Few people are lucky enough to be born with perfect teeth, but orthodontic treatment can make a huge difference to you or your child. The Australian Society of Orthodontists recommends that children get screened by an orthodontist between the ages of 8 and 10. Getting assessed early can prevent the need for complex and costly orthodontic treatment later in life. Your orthodontist may recommend any of the following types of braces or dental appliances to help correct your particular problem.
Traditional braces have progressed since the early days and are now lighter in weight and structure than they used to be. They are made from a high-grade stainless steel and have metal brackets that are attached to each tooth using a bonding agent. The brackets are linked to each other with a thin archwire, which puts pressure on the teeth that causes them to move slowly into the correct position.
The archwires are connected to the brackets using tiny elastic bands known as ligatures or o-rings, which your orthodontist will change each time they are tightened. Some types of brackets don't need o-rings, and these are called self-ligating.
According to Orthodontics Australia, ceramic braces work in the same way as traditional metal, but the brackets are made out of a tooth-coloured porcelain material. They are less visible, which makes them a popular choice for adults who need orthodontic treatment. As oral hygeine and normal brushing may be more of a challenge with ceramic braces, your orthodontist might recommend that you also use a fluoride mouthwash, which will help to provide fluoride to your teeth and extra protection from tooth decay and cavities.
Damon braces are currently enjoying a wave of popularity with orthodontists because pontentially they provide gentler treatment and require fewer dental visits. According to a review published in the Australian Dental Journal, Damon braces are self-ligating and use a slide mechanism instead of elastic bands to connect the archwires.
It is proposed that this causes less friction and pressure on the teeth, so movement is less painful. The braces are also easier to keep clean. The process may cost less, having to make fewer trips to your dental professional and may produce faster results.
Removable aligners are usually made from clear plastic, and may be used in some cases instead of metal or Damon braces. A range of clear plastic aligners that resemble mouth guards are custom-made for you. They are removable for eating and cleaning, and you change them out for a newly made aligner at regular intervals.
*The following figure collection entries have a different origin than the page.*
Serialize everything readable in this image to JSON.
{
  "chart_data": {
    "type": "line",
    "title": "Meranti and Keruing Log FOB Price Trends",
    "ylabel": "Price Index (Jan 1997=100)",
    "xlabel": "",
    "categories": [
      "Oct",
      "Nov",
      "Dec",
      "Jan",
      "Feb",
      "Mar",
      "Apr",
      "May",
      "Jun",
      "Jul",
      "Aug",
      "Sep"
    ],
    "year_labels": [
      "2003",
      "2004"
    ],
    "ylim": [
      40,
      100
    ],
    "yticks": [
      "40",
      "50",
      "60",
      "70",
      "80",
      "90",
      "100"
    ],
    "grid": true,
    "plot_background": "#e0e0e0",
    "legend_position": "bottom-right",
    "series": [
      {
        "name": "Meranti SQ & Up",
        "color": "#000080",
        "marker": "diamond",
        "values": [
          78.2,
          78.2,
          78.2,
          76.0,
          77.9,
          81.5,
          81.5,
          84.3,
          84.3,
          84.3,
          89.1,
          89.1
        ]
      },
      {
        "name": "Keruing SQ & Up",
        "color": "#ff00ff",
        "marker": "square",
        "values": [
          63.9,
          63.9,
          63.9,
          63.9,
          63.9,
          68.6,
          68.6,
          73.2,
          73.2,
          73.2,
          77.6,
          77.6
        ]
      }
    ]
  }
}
Each new aligner takes the adjustment of your teeth one step further.
Removeable aligners are also recommended for ongoing use after you complete your orthodontic treatment. These appliances help to maintain the results you want until your teeth have settled down and have finished moving.
Some children require the use of Forsus appliances to correct difficult overbites, and these have largely replaced the use of headgear for braces. The Forsus appliance is a spring worn inside the cheeks that attaches to the braces in order to adjust the upper or lower jaw into position.
For patients who have overcrowded teeth, it may be possible to choose between tooth extraction and palatal expansion as part of the orthodontic plan to remedy the problem. A palatal expander is a device that fits your palate and applies pressure to the back of your upper molars to gradually move your teeth further apart. This expands your palate and makes it possible for other types of braces to be fitted to correct the position of your teeth. Your orthodontist will advise which option is best for you.